Meek Leadership

Many people often, incorrectly, believe that leadership is something that is based on image and physical attributes. Society has conditioned us to react to those who have an attractive image or possess above average physical attributes – size, strength or ability. But do these outward traits have a direct impact on how effective a person may be in a leadership position?

Typical Management Styles
I have experienced many leadership styles in my career ranging from autocratic to participative to a hands-off free reign style. It can be argued that there are circumstances and situations where each of these distinct styles has positive and negative characteristics. In each style the leader may execute their leadership responsibility with charismatic charm, a physical and overbearing presence, intellectual elitism, political savvy, etc.
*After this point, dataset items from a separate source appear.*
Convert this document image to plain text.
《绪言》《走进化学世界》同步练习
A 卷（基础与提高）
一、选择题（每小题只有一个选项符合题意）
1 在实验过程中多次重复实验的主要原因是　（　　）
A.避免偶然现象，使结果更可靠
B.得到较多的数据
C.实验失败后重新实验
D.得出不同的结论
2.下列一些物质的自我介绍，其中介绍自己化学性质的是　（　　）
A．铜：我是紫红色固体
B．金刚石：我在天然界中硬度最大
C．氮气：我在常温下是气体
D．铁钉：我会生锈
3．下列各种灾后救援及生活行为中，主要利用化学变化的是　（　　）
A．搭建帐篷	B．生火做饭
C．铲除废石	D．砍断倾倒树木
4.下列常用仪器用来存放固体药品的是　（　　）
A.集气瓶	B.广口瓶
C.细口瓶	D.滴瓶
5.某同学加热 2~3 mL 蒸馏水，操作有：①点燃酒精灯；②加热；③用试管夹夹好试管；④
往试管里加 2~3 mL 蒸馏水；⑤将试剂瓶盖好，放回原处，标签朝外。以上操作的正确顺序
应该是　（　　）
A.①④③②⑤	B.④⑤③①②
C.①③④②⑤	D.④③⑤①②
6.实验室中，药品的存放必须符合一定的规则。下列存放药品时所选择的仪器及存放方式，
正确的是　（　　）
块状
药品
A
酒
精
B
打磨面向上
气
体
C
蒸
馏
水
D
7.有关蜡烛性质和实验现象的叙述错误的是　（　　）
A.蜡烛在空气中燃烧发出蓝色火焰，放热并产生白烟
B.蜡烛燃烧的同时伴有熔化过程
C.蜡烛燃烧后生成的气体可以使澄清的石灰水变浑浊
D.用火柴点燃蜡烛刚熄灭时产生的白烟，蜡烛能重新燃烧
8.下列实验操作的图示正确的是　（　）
The bottom-line in these examples is that the leader involved rarely showed characteristics that accrued to their long-term benefit. The charisma lasted for only a while, the overbearing presence soon wore thin and chafed many, the elite mind disenfranchised others and you can only go so far playing corporate politics. However, there were a number of people that I worked with, sold to and a few I even worked for who possessed a unique ability to promote a leadership style that I call the Meek Leader.

The Meek Leader
Meek can be quickly associated with weak. The definition of meek also has the words submissive, spineless, spiritless and gentile which reinforces the “weak” description. However, when used in the phrase “the meek shall inherit the earth” we find a different meaning for meek. In this usage we find meek is characterized by patience, control and strength.

Strength and Power
The meek leader does not use an overbearing presence or their position of power to produce results. They are patient in their approach to problem solving with others and use control and discretion when it becomes necessary to use “power” to over come an obstacle to progress.In some case a Meek Leader might be described as long-suffering where others would have taken action much earlier or have a shorter fuse before action was taken.A good example of this is the challenge of working with a high maintenance employee who has value to the organization but requires a major investment of time and patience getting them to focus and operate effectively. This long-suffering example produces many positive lessons to those around them on how the leader would handle a concern over their performance in order to salvage a valuable employee.
Anger
Some leaders resort to the use of anger as a management technique (i.e. intimidation) to accomplish their goals. However, this is another example of poor control. Showing anger is not a sign of strength but loosing control. The angry leader pushes people away. As a result they do not cultivate relationships with many people. People keep their distance from them and close working situations with them.
Pride
Pride – focus on self – can undermine the value of a leader to the organization. Pride can be manifested in at least two ways. The first is how it blinds the leader to input that they should recognize and respond to. The second is how it steals the enthusiasm from a team when the leader is consumed by seeking credit for what others are doing in the team.

Summary
The Meek manager is able to control their use of Strength and Power, Anger and Pride. Ironically in many organizations these are traits that are often associated with “success”. In my experience few leaders demonstrating these behavior attributes win in the long term. They may have short-term success but very few earn the golden ring that they seek.

Leaders who succeed and win the golden ring have the meek leadership traits that are necessary for executive success. They are regarded for their patience, trusted by those who work for them, and easily express humility when it comes to who is responsible for the success of the team.

Don’t let yourself or others equate “meek” with “weak” when it comes to leadership attributes.

It is the Meek Leader who will win the “golden ring” and inherit the corner office.